Hailing from a long line of oystermen, Chad Ballard III has good reason to be optimistic about the future of his family’s 120-year-old business.
Chad Ballard, on left.
Photo courtesy of Chad Ballard III
Fifth generation owner and president of Ballard Fish & Oyster Company in Cheriton, on the Eastern Shore, Chad Ballard III talks to us about his family’s history in cultivating and harvesting seafood and the changing face of the oyster industry in Virginia.
Oyster harvesting has evolved significantly with aquaculture. How has that changed your business?
The farming of oysters has been happening in Virginia in large volumes for a long time. What is happening now is an expansion to the use of hatchery-raised oyster seed as opposed to the cultivation of wild oyster seed. Hatchery-raised seed is most often used for culturing single oysters, usually in bottom or floating cages, that are eaten raw on the half-shell or used in dishes like oysters Rockefeller. Wild oyster seed is grown on the bottom for shucking oysters that end up in fried oyster baskets or casseroles.
Would your great-great grandfather recognize the business today?
Probably. Even back in our early days we were seeding private oyster beds. But he would most likely be in awe of how much more we have to work to cultivate and farm these products than was done historically.
Decades ago there were many earning a living as watermen, now there are fewer but larger businesses involved in oystering. Is there room in the industry for smaller competitors today?

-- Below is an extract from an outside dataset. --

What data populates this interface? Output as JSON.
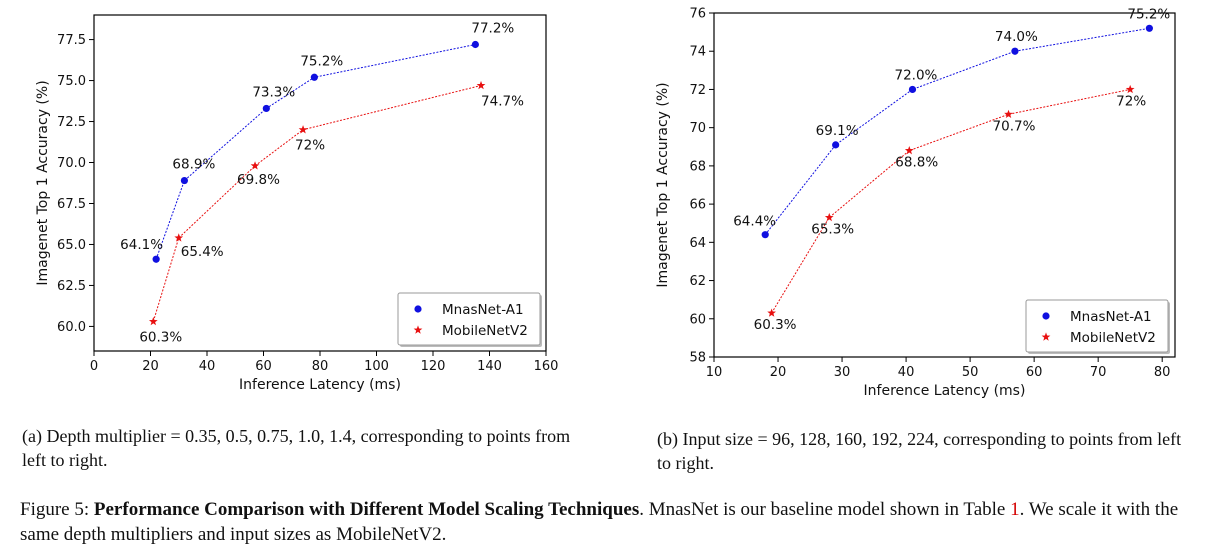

I do not believe the decline in watermen is due to the proliferation of fewer and larger businesses. Similar trends have occurred in other industries, but not in the shellfish industry. The decline in the number of watermen in Virginia is largely due to the lack of oysters. Virginia’s oyster industry is a fraction of the size it used to be. Oysters used to be consumed as a bar snack much the way peanuts are consumed today. While there has been growth in the industry in recent years, oyster populations are still at 1 percent of historic levels. The shellfish industry is still very fragmented and is made up of small businesses, so there is absolutely room for small companies. The hardest thing about our industry is finding people who want to work on the water. Everything is harder on the water and Mother Nature has a way of punishing you for every mistake you make.
What does it take to be successful in this business?
The only thing that is required is to have an extreme passion for producing shellfish. It often doesn’t make sense, and the profits come nowhere close to justifying the risk. Someone once told me that they believed my grandfather would abandon a dump truck full of gold on the side of a bridge if he thought there was a bushel of oysters in the water below.
How do you like your oysters and who do you like to eat them with?
I like my oysters full of salt—Seasides only! And naked with no sauce or condiments. My favorite person to eat oysters with is Mike McGee, an “Old Salt” from Chincoteague Island who helps us grow our Chincoteague Salts. No matter how great of an oyster we might be enjoying, Mike will have a million reasons why it isn’t as good as a Chincoteague Salt from Pope’s Bay.